2009 | Piotr Dollár, Christian Wojek, Bernt Schiele, Pietro Perona
The Caltech Pedestrian Dataset is introduced as a large-scale benchmark for pedestrian detection, containing 350,000 labeled pedestrian bounding boxes in 250,000 video frames. It is two orders of magnitude larger than existing datasets and includes challenging images with low resolution and frequent occlusions. The dataset provides rich annotations, including occlusion information, and is collected from a vehicle driving through urban environments. The authors propose improved evaluation metrics that demonstrate the limitations of commonly used per-window measures, which can fail to predict performance on full images. They benchmark several detection systems, providing an overview of state-of-the-art performance and a direct comparison of existing methods. The dataset also highlights situations where current methods fail, helping to identify future research directions.
The dataset includes statistics on pedestrian scale, occlusion, and position, which are more representative of real-world applications. Pedestrians are categorized into three scales: near (80 pixels or taller), medium (30-80 pixels), and far (30 pixels or less). The dataset also includes occlusion statistics, showing that over 70% of pedestrians are occluded in at least one frame. Position statistics show that pedestrians are typically located in a narrow band across the center of the image.
The dataset is split into training and testing data, with three scenarios for evaluation. The authors emphasize the importance of using per-image evaluation metrics, which are more representative of real-world applications than per-window metrics. They evaluate seven promising pedestrian detectors, finding that HOG and MultiFtr perform well, while others perform poorly. The results show that current methods struggle with detecting pedestrians at smaller scales, under partial occlusion, and with atypical aspect ratios.
The authors conclude that the Caltech Pedestrian Dataset provides a challenging benchmark for pedestrian detection, highlighting the need for research into detection at smaller scales and of partially occluded pedestrians. They also emphasize the importance of using per-image evaluation metrics and suggest future work on extending the benchmark to explore more issues.

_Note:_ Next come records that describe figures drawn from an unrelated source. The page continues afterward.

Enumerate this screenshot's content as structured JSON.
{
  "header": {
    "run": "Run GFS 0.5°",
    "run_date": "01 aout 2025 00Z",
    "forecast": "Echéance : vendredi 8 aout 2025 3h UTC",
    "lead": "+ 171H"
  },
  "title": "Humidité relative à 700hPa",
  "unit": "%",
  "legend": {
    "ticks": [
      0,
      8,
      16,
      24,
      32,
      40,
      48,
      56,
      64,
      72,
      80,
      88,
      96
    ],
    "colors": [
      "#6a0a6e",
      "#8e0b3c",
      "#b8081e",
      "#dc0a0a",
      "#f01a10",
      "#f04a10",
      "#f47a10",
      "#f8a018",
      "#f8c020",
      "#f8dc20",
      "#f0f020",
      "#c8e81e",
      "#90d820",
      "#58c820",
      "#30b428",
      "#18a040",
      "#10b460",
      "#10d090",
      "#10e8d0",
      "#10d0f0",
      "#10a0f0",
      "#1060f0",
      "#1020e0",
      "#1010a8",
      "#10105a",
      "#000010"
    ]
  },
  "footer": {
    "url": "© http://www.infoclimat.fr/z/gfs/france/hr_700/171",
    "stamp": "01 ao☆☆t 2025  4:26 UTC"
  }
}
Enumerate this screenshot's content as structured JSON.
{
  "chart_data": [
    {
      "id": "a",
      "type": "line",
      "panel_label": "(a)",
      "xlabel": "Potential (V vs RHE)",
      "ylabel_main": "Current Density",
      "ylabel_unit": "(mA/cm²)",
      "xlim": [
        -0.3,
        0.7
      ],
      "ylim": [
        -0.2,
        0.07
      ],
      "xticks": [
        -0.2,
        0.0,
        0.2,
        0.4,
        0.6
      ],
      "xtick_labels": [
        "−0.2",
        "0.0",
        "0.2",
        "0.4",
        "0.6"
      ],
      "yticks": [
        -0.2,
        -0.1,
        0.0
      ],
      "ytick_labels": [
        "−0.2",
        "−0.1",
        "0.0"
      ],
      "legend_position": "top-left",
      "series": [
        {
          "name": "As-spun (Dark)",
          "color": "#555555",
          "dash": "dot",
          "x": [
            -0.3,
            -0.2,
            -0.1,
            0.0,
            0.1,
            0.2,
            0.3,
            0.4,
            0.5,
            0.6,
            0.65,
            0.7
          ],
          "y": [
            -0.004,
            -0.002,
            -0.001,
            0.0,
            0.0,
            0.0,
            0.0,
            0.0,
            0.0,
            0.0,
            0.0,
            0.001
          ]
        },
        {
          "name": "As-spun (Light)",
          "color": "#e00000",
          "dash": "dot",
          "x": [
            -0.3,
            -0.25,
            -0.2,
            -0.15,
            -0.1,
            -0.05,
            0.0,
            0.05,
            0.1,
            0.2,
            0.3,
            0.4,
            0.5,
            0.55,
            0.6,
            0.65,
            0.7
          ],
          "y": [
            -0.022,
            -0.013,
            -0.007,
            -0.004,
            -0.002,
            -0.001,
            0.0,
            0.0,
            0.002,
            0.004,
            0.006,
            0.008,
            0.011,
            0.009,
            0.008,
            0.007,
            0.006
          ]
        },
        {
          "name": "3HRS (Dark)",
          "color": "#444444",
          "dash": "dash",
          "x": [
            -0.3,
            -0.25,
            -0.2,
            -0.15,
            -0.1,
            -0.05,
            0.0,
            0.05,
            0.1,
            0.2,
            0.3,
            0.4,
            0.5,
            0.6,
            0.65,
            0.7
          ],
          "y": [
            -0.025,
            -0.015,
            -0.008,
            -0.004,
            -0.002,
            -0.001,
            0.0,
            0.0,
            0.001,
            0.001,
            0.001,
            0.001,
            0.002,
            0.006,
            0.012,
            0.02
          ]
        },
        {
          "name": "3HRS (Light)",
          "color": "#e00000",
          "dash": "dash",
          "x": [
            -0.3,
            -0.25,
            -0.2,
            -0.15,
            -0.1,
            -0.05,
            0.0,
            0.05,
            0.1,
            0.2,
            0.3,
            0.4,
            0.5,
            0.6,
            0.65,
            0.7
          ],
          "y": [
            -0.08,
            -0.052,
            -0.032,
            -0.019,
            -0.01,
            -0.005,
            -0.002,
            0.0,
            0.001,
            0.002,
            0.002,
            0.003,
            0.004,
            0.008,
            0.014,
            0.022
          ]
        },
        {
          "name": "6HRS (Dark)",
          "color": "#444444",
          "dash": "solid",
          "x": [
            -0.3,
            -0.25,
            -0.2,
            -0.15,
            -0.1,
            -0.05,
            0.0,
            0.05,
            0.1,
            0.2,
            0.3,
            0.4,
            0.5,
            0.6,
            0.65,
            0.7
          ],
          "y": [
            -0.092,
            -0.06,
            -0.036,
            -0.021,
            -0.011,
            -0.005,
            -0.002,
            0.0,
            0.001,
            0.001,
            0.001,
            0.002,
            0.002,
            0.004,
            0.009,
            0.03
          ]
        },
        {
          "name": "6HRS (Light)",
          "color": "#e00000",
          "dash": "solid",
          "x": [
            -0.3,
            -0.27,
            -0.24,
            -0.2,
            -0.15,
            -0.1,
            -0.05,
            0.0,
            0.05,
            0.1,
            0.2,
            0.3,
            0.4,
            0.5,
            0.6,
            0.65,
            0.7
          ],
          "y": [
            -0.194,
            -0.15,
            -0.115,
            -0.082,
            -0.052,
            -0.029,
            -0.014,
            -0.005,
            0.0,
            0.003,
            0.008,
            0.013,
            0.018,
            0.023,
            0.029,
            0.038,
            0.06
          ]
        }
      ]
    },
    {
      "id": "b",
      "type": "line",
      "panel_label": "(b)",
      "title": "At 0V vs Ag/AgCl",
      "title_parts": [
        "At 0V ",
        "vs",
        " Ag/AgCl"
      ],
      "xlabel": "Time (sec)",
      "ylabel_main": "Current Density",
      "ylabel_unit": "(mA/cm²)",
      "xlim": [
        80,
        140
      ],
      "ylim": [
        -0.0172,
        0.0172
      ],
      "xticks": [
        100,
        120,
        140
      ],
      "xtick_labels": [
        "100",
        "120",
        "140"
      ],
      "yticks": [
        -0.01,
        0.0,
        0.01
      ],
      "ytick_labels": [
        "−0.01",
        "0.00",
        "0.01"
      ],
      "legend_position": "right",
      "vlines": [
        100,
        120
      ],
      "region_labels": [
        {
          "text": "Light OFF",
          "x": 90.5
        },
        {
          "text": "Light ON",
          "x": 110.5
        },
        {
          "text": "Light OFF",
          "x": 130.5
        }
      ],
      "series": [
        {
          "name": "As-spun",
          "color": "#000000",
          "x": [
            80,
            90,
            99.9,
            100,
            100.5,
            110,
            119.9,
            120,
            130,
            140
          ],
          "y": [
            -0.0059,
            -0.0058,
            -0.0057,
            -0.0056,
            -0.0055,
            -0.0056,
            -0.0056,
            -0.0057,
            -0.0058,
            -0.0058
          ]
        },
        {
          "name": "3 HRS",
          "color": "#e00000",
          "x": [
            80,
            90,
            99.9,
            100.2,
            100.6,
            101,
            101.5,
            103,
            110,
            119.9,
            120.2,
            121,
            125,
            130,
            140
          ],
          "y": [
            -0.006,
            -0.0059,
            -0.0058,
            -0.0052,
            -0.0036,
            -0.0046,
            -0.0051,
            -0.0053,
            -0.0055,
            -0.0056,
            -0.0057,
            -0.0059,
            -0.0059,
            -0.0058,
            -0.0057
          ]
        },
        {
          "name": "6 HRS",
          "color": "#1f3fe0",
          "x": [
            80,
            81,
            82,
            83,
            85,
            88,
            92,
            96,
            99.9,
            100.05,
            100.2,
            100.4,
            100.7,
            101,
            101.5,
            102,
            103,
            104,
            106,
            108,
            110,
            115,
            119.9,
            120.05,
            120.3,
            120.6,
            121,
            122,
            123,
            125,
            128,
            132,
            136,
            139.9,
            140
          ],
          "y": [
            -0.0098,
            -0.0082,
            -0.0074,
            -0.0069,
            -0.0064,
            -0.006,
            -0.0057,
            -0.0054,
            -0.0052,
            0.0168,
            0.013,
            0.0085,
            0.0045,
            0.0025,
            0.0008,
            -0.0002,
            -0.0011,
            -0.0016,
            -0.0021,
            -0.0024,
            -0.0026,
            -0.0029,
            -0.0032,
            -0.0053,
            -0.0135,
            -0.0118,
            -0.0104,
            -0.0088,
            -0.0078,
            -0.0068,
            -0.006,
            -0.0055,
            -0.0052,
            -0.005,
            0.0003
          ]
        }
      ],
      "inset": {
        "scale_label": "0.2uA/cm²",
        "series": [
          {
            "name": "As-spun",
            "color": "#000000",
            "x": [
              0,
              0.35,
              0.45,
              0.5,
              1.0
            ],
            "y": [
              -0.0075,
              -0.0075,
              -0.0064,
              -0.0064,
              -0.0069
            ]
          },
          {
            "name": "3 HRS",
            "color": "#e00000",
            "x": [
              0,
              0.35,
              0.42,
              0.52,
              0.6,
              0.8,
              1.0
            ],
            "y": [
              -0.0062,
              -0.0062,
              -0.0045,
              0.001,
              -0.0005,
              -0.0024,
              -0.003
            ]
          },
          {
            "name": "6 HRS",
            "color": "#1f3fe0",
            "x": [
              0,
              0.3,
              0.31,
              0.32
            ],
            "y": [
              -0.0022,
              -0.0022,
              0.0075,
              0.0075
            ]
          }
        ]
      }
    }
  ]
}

The dataset and evaluation code are available on the project website.The Caltech Pedestrian Dataset is introduced as a large-scale benchmark for pedestrian detection, containing 350,000 labeled pedestrian bounding boxes in 250,000 video frames. It is two orders of magnitude larger than existing datasets and includes challenging images with low resolution and frequent occlusions. The dataset provides rich annotations, including occlusion information, and is collected from a vehicle driving through urban environments. The authors propose improved evaluation metrics that demonstrate the limitations of commonly used per-window measures, which can fail to predict performance on full images. They benchmark several detection systems, providing an overview of state-of-the-art performance and a direct comparison of existing methods. The dataset also highlights situations where current methods fail, helping to identify future research directions.
The dataset includes statistics on pedestrian scale, occlusion, and position, which are more representative of real-world applications. Pedestrians are categorized into three scales: near (80 pixels or taller), medium (30-80 pixels), and far (30 pixels or less). The dataset also includes occlusion statistics, showing that over 70% of pedestrians are occluded in at least one frame. Position statistics show that pedestrians are typically located in a narrow band across the center of the image.
The dataset is split into training and testing data, with three scenarios for evaluation. The authors emphasize the importance of using per-image evaluation metrics, which are more representative of real-world applications than per-window metrics. They evaluate seven promising pedestrian detectors, finding that HOG and MultiFtr perform well, while others perform poorly. The results show that current methods struggle with detecting pedestrians at smaller scales, under partial occlusion, and with atypical aspect ratios.
The authors conclude that the Caltech Pedestrian Dataset provides a challenging benchmark for pedestrian detection, highlighting the need for research into detection at smaller scales and of partially occluded pedestrians. They also emphasize the importance of using per-image evaluation metrics and suggest future work on extending the benchmark to explore more issues. The dataset and evaluation code are available on the project website.